I was working on a problem asking to show that a group of order $132=2^2*3*11$ is not simple. The solution basically involves counting up elements and deciding how many are in a Sylow $2$-subgroup, $3$-subgroup, or $11$-subgroup. In the solution, we use the fact that the intersection between all of these subgroups is trivial. Is this always the case? Under what circumstances is the intersection of two Sylow $p$-subgroups trivial?

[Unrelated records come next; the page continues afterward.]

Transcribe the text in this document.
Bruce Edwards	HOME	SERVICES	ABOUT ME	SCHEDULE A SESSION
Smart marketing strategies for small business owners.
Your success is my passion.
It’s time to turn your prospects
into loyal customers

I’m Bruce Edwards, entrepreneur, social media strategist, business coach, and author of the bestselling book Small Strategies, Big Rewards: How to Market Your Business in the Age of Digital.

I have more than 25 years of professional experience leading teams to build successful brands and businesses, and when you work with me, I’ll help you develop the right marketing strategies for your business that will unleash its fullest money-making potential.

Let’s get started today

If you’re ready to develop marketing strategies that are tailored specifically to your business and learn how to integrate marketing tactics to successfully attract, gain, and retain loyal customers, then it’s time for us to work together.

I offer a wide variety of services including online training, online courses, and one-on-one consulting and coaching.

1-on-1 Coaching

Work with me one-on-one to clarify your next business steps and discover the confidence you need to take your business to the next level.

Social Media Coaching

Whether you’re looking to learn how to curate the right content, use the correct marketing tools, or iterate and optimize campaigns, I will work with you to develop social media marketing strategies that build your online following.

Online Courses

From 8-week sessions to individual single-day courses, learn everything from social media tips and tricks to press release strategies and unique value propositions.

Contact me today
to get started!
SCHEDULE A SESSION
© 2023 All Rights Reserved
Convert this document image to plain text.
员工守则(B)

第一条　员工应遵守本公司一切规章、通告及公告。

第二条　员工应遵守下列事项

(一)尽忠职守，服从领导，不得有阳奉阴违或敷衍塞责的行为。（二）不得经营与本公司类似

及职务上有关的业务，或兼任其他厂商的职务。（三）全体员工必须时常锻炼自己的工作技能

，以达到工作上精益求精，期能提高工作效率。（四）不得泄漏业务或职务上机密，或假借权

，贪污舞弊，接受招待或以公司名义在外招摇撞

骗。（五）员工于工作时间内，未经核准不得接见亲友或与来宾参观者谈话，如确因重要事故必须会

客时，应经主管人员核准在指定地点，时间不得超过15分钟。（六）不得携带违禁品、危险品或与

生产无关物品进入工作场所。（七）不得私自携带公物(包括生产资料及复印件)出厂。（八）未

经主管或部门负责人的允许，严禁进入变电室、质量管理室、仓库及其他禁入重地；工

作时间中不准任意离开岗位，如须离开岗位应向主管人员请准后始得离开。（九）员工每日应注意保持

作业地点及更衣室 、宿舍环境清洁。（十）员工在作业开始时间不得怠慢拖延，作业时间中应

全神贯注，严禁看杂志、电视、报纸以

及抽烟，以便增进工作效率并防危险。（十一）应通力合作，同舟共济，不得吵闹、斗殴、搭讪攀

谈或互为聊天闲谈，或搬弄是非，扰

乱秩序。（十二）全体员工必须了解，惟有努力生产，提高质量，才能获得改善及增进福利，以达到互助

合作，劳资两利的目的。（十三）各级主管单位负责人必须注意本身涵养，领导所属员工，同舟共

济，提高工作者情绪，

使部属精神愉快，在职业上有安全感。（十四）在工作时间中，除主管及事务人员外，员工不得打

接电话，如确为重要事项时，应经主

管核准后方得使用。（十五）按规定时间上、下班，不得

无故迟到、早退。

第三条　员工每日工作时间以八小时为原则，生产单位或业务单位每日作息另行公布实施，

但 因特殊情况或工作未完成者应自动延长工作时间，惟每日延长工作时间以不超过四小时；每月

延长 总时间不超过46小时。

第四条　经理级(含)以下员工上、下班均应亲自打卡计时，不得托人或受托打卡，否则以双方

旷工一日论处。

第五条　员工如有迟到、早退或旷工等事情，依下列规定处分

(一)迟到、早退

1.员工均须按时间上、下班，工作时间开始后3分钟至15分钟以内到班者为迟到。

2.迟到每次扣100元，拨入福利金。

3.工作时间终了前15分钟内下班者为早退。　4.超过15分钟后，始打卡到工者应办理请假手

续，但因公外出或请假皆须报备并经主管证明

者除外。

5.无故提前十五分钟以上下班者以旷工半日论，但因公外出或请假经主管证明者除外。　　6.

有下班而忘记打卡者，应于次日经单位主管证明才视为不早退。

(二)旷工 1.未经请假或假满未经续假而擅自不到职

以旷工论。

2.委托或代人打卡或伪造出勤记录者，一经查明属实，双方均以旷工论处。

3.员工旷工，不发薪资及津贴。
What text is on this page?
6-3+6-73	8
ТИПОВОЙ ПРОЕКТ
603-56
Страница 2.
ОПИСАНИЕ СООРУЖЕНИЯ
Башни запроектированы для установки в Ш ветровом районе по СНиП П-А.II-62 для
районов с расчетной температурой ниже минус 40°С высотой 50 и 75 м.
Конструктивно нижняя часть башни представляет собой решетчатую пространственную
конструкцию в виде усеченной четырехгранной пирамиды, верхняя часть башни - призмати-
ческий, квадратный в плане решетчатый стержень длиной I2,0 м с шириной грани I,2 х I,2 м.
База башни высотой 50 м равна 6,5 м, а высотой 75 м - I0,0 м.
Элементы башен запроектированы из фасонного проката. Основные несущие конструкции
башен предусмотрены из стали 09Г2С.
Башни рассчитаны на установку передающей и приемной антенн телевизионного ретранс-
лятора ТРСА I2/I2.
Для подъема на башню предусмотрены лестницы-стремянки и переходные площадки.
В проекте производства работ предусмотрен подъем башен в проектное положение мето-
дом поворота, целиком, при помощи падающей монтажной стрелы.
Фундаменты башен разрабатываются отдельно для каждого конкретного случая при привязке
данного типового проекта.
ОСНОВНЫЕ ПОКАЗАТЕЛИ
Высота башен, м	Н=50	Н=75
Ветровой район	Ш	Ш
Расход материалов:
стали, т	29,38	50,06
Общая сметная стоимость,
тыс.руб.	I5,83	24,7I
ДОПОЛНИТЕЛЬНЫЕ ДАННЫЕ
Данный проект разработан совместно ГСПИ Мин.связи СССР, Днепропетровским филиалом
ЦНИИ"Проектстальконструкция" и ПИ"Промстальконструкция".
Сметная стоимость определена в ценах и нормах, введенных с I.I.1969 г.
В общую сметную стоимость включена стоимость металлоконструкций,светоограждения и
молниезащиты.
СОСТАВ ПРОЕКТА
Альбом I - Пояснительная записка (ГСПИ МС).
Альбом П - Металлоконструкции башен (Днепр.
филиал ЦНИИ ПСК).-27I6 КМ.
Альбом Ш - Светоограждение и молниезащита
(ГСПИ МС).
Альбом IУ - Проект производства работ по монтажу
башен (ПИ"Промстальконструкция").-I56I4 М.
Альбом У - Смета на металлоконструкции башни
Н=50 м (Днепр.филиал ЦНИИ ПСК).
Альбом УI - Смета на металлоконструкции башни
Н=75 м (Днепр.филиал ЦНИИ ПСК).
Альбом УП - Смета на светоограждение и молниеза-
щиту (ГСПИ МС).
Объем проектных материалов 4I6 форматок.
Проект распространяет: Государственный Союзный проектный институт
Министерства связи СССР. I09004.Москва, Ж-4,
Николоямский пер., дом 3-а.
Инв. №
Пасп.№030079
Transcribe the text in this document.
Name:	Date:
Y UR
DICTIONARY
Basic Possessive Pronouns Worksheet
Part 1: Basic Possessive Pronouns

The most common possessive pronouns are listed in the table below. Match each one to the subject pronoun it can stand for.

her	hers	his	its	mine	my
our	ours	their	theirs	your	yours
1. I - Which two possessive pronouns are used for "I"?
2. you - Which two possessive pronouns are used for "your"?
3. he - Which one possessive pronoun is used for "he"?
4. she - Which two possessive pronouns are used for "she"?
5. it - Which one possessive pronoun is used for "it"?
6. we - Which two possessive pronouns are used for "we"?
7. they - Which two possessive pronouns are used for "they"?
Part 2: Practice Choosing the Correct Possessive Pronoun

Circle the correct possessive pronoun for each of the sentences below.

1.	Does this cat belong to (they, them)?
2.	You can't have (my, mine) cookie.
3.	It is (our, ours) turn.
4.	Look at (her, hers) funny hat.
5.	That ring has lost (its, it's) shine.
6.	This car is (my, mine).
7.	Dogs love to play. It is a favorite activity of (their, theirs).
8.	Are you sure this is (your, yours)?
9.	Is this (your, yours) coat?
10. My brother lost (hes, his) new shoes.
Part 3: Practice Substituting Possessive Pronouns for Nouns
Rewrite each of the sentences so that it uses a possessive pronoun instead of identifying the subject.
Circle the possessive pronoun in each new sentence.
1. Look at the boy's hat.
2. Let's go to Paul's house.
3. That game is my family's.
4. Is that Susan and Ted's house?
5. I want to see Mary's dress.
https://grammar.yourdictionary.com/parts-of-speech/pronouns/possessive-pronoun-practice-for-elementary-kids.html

[Math] When is the intersection between two Sylow subgroups trivial
abstract-algebragroup-theorysylow-theory
Best Answer
Let $p$ be a fixed prime dividing the order of $G$. Suppose $H_1,H_2,\dots,H_n$ are the $p$-Sylow subgroups of $G$. Then $H=H_1\cap H_2\cap\dots\cap H_n$ is normal in $G$, because $p$-Sylow subgroups are conjugate of each other. If $H$ is not trivial, then $G$ is not simple.
So, in order to show $G$ is not simple, you can assume that, for each $p$ dividing $|G|$, the $p$-Sylow subgroups intersect trivially. Note that, in general, the intersection of all the $p$-Sylow subgroups is not trivial: just consider a $p$-group or, more generally, a group having a unique $p$-Sylow subgroup.
Of course the intersection of a $p$-Sylow and a $q$-Sylow subgroups is trivial when $p$ and $q$ are distinct.